I studied Visual Art with a concentration in Sculpture and Ceramics at Bennington College in Vermont. One of my favorite things about that school was that every winter for seven weeks every student was required to do an internship in their field. So every year I went somewhere totally random around the country like DC, Aspen, Colorado, an Island in the Florida Keys, and Kansas City, Missouri to study with artists I admired, work in art centers, and to get involved in wild clay projects.
After I graduated from college, I moved to Portland, Oregon, and worked in a production pottery studio for six years. This is now my first full year of self-employment and it’s probably the best decision I’ve ever made.
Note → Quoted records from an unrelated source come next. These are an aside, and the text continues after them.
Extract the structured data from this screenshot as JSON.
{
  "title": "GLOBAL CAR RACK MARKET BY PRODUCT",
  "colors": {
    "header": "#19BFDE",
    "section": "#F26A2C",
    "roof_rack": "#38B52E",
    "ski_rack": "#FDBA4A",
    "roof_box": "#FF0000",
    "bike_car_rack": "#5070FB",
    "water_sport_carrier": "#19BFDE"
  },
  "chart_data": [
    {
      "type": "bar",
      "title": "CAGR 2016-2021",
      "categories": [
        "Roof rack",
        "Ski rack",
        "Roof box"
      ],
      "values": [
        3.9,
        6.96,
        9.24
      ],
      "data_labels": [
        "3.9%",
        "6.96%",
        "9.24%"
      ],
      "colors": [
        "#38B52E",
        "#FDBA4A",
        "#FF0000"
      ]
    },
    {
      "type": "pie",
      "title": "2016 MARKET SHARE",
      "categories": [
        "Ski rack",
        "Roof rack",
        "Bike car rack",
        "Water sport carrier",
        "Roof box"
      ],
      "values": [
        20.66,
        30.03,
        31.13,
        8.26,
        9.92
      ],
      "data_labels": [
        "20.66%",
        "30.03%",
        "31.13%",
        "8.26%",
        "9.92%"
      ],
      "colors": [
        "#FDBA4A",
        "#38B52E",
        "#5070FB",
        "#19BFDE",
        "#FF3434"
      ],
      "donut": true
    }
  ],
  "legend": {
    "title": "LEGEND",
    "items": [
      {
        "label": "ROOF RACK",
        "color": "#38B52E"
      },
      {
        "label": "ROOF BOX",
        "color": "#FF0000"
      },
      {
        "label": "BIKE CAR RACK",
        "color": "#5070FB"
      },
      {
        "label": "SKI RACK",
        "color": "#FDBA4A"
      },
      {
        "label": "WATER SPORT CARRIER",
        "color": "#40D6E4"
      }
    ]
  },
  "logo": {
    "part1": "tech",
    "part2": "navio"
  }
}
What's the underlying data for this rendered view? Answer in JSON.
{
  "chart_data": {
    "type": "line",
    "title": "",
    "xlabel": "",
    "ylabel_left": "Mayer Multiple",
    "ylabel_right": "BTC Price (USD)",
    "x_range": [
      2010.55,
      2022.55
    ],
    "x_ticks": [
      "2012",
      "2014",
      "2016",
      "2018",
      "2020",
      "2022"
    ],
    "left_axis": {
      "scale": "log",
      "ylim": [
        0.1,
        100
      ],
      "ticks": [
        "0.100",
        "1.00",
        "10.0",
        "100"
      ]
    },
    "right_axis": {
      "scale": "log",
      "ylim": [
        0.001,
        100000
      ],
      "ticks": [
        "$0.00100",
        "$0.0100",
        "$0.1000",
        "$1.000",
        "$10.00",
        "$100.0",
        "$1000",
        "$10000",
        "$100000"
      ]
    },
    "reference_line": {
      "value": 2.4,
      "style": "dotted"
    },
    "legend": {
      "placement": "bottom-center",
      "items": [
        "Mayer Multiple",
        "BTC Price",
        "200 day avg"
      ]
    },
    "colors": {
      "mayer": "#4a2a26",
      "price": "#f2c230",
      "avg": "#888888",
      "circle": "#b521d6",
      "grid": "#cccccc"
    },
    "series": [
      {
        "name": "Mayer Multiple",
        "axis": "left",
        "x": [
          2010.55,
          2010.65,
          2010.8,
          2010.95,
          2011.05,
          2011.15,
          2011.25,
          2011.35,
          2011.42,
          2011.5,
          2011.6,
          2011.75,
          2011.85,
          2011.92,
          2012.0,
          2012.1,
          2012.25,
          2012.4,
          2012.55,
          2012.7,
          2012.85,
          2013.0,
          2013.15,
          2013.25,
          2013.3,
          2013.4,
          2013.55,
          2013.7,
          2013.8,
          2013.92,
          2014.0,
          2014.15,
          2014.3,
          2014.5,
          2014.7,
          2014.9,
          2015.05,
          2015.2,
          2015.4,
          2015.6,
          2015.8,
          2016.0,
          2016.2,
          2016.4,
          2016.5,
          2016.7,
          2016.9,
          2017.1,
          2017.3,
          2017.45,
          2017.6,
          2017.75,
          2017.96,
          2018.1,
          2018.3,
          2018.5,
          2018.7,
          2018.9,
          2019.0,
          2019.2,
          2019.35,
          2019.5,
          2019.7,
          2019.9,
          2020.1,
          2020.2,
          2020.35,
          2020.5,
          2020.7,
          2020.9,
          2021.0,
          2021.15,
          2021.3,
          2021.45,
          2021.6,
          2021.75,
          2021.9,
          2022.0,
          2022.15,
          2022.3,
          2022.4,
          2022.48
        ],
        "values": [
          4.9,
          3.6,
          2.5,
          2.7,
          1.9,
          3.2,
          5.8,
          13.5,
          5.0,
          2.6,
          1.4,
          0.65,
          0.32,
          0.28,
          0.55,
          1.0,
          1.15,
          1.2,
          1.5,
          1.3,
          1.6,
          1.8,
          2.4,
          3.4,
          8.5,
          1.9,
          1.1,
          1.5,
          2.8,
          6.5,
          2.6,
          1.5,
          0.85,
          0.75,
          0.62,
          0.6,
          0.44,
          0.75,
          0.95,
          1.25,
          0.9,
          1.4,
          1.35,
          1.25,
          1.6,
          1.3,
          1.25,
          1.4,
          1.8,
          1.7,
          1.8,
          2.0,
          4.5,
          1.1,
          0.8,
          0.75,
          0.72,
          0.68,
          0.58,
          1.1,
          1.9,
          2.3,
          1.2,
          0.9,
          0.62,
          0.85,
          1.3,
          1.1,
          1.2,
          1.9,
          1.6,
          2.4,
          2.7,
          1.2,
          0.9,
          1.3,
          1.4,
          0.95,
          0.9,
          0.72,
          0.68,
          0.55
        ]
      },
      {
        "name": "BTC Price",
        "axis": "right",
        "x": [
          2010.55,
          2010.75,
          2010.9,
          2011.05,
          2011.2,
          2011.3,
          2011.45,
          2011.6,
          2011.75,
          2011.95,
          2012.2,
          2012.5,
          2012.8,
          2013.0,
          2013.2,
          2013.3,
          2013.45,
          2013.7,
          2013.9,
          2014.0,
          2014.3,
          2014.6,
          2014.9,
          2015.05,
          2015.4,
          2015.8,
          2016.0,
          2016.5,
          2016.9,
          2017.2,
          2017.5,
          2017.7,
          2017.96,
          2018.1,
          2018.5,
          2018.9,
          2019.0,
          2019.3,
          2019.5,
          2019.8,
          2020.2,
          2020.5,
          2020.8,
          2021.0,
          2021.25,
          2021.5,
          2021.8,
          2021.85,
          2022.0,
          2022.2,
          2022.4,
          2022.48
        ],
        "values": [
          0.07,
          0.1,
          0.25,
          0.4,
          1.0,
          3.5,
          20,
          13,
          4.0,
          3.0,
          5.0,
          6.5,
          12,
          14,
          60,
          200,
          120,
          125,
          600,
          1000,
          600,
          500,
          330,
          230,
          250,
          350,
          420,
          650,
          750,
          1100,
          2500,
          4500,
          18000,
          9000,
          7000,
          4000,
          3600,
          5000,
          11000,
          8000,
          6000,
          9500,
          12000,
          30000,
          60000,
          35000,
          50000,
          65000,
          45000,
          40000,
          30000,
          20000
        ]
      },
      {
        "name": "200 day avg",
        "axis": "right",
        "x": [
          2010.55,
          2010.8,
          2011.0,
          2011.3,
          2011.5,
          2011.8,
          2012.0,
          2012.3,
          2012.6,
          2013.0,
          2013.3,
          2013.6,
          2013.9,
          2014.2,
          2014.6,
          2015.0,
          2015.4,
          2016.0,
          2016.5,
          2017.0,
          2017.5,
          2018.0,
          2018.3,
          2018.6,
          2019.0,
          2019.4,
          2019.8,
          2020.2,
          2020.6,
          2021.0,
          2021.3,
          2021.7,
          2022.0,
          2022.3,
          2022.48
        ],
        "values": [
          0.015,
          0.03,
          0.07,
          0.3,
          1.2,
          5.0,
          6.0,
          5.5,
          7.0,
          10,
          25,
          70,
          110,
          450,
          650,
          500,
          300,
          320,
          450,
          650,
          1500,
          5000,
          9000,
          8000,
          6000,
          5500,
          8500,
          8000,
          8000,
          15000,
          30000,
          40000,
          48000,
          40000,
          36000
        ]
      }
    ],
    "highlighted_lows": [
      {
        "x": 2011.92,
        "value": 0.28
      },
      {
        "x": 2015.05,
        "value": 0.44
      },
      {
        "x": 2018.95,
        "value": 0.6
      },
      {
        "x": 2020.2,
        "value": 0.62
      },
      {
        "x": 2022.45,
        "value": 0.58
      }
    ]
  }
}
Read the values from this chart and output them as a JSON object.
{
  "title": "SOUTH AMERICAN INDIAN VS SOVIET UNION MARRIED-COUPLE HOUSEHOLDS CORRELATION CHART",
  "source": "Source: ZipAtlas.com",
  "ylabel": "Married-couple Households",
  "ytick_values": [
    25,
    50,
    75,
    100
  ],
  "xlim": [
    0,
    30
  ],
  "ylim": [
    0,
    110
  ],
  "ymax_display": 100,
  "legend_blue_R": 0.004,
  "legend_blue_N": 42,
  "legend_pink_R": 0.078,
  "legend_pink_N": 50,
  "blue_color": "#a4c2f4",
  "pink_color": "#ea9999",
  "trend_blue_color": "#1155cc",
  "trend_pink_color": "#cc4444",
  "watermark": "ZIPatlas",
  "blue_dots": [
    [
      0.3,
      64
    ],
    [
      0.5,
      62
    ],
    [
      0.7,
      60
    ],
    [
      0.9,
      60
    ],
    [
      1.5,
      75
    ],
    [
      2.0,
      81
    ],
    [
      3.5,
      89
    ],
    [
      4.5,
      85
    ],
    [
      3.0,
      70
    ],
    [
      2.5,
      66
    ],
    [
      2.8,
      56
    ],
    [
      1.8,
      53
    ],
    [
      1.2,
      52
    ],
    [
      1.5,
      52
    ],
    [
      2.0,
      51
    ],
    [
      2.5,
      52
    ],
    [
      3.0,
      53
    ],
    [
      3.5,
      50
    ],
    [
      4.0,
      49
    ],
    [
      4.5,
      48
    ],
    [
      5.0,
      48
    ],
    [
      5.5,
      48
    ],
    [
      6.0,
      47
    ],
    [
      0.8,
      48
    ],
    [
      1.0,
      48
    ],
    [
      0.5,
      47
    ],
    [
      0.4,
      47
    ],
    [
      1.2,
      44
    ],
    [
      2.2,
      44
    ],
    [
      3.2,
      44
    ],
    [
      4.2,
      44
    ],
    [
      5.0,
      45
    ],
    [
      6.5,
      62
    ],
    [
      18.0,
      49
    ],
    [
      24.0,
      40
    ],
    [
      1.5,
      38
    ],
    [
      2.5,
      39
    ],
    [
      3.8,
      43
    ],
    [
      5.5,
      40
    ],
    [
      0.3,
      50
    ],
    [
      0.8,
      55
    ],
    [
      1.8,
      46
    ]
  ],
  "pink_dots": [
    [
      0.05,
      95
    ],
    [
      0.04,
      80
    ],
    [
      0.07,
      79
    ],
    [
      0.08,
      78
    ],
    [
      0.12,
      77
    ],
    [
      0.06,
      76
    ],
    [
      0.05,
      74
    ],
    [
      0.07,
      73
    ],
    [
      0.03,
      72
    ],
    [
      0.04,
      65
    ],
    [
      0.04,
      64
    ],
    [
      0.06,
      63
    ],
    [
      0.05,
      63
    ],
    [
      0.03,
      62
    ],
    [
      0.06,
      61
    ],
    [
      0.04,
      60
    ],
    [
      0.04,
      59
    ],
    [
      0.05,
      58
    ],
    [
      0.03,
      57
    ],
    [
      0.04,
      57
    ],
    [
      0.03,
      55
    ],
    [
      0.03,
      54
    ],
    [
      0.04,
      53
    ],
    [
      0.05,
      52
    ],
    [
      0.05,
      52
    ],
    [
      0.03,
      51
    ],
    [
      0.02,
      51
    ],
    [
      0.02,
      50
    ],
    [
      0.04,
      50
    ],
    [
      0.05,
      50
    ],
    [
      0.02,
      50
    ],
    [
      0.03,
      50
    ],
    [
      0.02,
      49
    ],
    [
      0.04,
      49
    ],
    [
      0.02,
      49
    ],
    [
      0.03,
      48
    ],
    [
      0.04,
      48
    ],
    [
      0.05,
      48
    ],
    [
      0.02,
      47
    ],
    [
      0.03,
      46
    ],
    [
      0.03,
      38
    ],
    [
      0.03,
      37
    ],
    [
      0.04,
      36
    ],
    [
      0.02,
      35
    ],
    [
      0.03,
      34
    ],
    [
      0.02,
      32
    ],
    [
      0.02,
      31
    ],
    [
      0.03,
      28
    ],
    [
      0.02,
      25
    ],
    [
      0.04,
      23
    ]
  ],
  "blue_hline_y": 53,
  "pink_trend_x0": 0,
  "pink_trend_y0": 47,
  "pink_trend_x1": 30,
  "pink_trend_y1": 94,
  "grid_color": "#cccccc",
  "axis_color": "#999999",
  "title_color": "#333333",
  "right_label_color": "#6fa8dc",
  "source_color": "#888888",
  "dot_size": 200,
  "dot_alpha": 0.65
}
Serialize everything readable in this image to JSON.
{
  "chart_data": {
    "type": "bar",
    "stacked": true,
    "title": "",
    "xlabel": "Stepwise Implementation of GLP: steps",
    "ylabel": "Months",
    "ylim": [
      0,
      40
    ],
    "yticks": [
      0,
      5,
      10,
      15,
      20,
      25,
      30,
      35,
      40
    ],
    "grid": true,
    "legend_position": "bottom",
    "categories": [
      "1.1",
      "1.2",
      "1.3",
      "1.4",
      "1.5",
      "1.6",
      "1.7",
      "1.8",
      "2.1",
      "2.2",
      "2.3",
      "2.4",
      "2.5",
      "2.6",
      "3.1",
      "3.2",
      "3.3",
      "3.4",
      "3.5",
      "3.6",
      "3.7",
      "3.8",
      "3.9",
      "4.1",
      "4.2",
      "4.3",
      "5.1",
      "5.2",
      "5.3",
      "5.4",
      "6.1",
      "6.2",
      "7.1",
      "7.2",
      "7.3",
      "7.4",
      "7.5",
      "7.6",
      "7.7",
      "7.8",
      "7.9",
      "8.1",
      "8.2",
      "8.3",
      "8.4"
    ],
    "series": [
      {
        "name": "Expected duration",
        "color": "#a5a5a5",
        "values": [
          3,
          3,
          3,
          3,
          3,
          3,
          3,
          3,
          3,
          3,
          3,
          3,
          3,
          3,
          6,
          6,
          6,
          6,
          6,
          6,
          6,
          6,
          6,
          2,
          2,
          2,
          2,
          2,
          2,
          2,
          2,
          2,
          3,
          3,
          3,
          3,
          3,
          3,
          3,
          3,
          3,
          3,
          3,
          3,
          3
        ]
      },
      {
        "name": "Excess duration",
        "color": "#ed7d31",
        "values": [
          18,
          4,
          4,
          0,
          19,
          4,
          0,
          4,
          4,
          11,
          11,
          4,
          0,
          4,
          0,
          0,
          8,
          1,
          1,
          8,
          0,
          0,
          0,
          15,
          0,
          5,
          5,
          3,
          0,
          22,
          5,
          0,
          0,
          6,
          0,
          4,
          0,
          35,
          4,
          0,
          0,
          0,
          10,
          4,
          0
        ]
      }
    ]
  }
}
It’s definitely not easy but it’s super rewarding, as you know!
Self-employment is a constant learning process. What would you say has been your biggest lesson so far?
That I should continue to make pieces that I’m really passionate about and that really excite me, instead of making what I think people want to buy. My work is definitely a reflection of who I am and how I interact with the world. The more I embrace that, the more people are empowered to buy pieces and take that magic into their lives.
What would you say is your most popular product?
I make a lot of mugs that have a heart profile and a unicorn as the handle. Sometimes they’re hand-painted with rainbows, sometimes they have catchphrases of things that I say all the time on them like “glitter everything you can’t salt,” and they’re often adorned with 22-karat gold embellishments. One of my favorite things to do is to turn people’s routines into rituals. We drink out of mugs every day, why not turn that into something super special that makes you feel like you’re participating in self-care by just having coffee? I think it’s important to surround ourselves with beautiful handmade objects that make our lives feel more precious. And intentional.